Alcuin insistait sur le soin de la calligraphie, sur la ponctuation, presque complètement négligée jusqu’alors dans le type d’écriture le plus courant, la cursive. Il avait pu se rendre compte que cette écriture rapide, aux lettres mal séparées et à l’aspect confus était responsable de biens des erreurs de transcription. Aussi fit-il adopter dans son atelier un type d’écriture récemment mis au point, la minuscule caroline.

L’abbé de Saint-Martin de Tours avait imposé des normes : un seul volume doit contenir tous les livres de la Bible, formé de 450 feuillets de parchemin de grand format, soit 900 pages, et écrit en minuscule caroline aisément lisible.

Ces nouveaux caractères graphiques étaient élégants, arrondis, et répartis sur quatre hauteurs de lettres ; les signes étaient liés entre eux et les mots séparés, les abréviations rares et la ponctuation très clairement notée.

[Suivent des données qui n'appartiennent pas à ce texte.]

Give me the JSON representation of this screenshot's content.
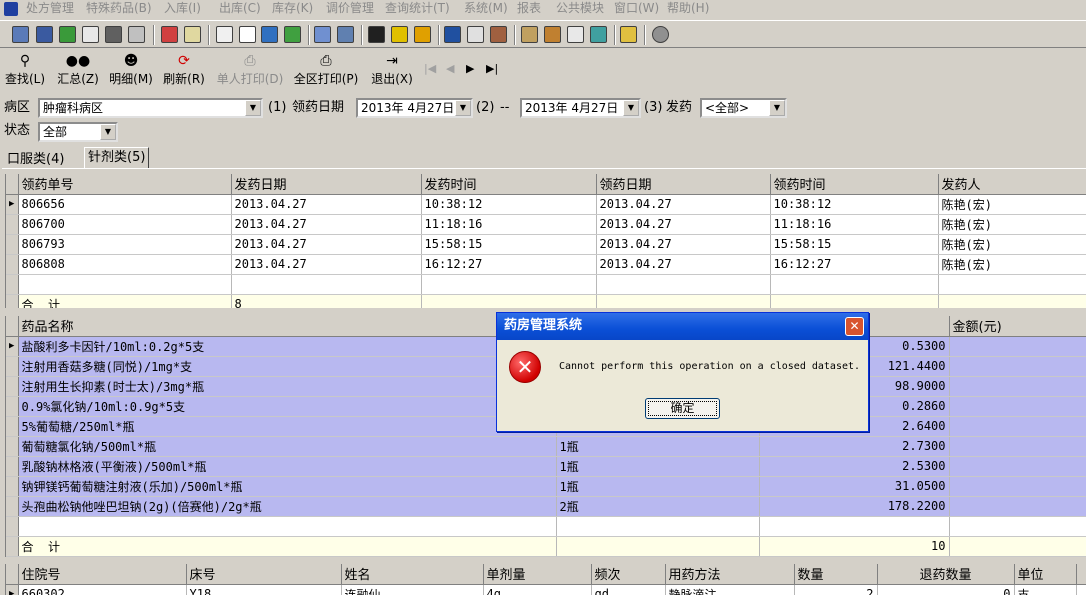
{
  "menu": {
    "items": [
      "处方管理",
      "特殊药品(B)",
      "入库(I)",
      "出库(C)",
      "库存(K)",
      "调价管理",
      "查询统计(T)",
      "系统(M)",
      "报表",
      "公共模块",
      "窗口(W)",
      "帮助(H)"
    ]
  },
  "actions": {
    "find": "查找(L)",
    "summary": "汇总(Z)",
    "detail": "明细(M)",
    "refresh": "刷新(R)",
    "print_single": "单人打印(D)",
    "print_all": "全区打印(P)",
    "exit": "退出(X)",
    "nav_first": "|◀",
    "nav_prev": "◀",
    "nav_next": "▶",
    "nav_last": "▶|"
  },
  "filters": {
    "ward_label": "病区",
    "ward_value": "肿瘤科病区",
    "step1": "(1)",
    "date_label": "领药日期",
    "date_from": "2013年 4月27日",
    "step2": "(2)",
    "dash": "--",
    "date_to": "2013年 4月27日",
    "step3": "(3)",
    "dispense_label": "发药",
    "dispense_value": "<全部>",
    "status_label": "状态",
    "status_value": "全部"
  },
  "tabs": [
    "口服类(4)",
    "针剂类(5)"
  ],
  "grid1": {
    "columns": [
      "领药单号",
      "发药日期",
      "发药时间",
      "领药日期",
      "领药时间",
      "发药人"
    ],
    "rows": [
      [
        "806656",
        "2013.04.27",
        "10:38:12",
        "2013.04.27",
        "10:38:12",
        "陈艳(宏)"
      ],
      [
        "806700",
        "2013.04.27",
        "11:18:16",
        "2013.04.27",
        "11:18:16",
        "陈艳(宏)"
      ],
      [
        "806793",
        "2013.04.27",
        "15:58:15",
        "2013.04.27",
        "15:58:15",
        "陈艳(宏)"
      ],
      [
        "806808",
        "2013.04.27",
        "16:12:27",
        "2013.04.27",
        "16:12:27",
        "陈艳(宏)"
      ]
    ],
    "total_label": "合  计",
    "total_value": "8"
  },
  "grid2": {
    "columns": [
      "药品名称",
      "",
      "",
      "金额(元)"
    ],
    "rows": [
      [
        "盐酸利多卡因针/10ml:0.2g*5支",
        "",
        "0.5300"
      ],
      [
        "注射用香菇多糖(同悦)/1mg*支",
        "",
        "121.4400"
      ],
      [
        "注射用生长抑素(时士太)/3mg*瓶",
        "",
        "98.9000"
      ],
      [
        "0.9%氯化钠/10ml:0.9g*5支",
        "",
        "0.2860"
      ],
      [
        "5%葡萄糖/250ml*瓶",
        "",
        "2.6400"
      ],
      [
        "葡萄糖氯化钠/500ml*瓶",
        "1瓶",
        "2.7300"
      ],
      [
        "乳酸钠林格液(平衡液)/500ml*瓶",
        "1瓶",
        "2.5300"
      ],
      [
        "钠钾镁钙葡萄糖注射液(乐加)/500ml*瓶",
        "1瓶",
        "31.0500"
      ],
      [
        "头孢曲松钠他唑巴坦钠(2g)(倍赛他)/2g*瓶",
        "2瓶",
        "178.2200"
      ]
    ],
    "total_label": "合  计",
    "total_value": "10"
  },
  "grid3": {
    "columns": [
      "住院号",
      "床号",
      "姓名",
      "单剂量",
      "频次",
      "用药方法",
      "数量",
      "退药数量",
      "单位"
    ],
    "rows": [
      [
        "660302",
        "Y18",
        "连融仙",
        "4g",
        "qd",
        "静脉滴注",
        "2",
        "0",
        "支"
      ]
    ]
  },
  "dialog": {
    "title": "药房管理系统",
    "close": "✕",
    "icon": "✕",
    "message": "Cannot perform this operation on a closed dataset.",
    "ok": "确定"
  },
  "colors": {
    "window_bg": "#d4d0c8",
    "drug_row_bg": "#b8b8f0",
    "total_row_bg": "#ffffe8",
    "dialog_title_bg": "#0a4fd6"
  }
}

Ils permettaient une lecture facile et, par leur petitesse, d’économiser le parchemin.

Le manuscrit tient son nom du monastère de Moutier-Grandval, dans le canton de Berne, en Suisse. L’abbaye de Moutier-Grandval est fondée au milieu du VIIe siècle par saint Valbert, abbé de l’abbaye Saint-Pierre et Saint-Paul de Luxeuil (Franche-Comté), elle-même fondée par saint Colomban en 590.

Il existe peu de preuves concernant l’histoire ancienne de cette Bible, mais il est possible qu’elle appartienne à Moutier-Grandval dès le début, car le scriptorium de Tours produisait régulièrement des manuscrits destinés à d’autres fondations.

Elle resta à Moutier jusqu’à la Réforme. Moutier étant alors devenu protestant, les chanoines, héritiers des moines, quittèrent la localité en 1534, emportant la Bible, et s’installèrent dans la ville voisine, Delémont. Lorsque deux siècles et demi plus tard, en 1792, les chanoines furent dispersés par la Révolution française, la Bible fut « oubliée » dans leur maison capitulaire de Delémont. En 1821, des enfants découvrirent l’ouvrage qui finalement fut vendu à la cour d’Angleterre, en 1836.

La Bible de Moutier-Grandval est haute de 53 cm et large de 40 cm. La reliure est décorée de repoussoirs en cuivre doré. Le texte latin écrit en minuscules carolingiennes, par vingt-quatre copistes, reste facilement lisible à notre époque. On compte 449 feuillets de parchemin assez fin, soit 898 pages. Les différents livres composant la Bible sont la plupart introduits par une préface tirée de saint Jérôme, y figurent également des poèmes d’Alcuin.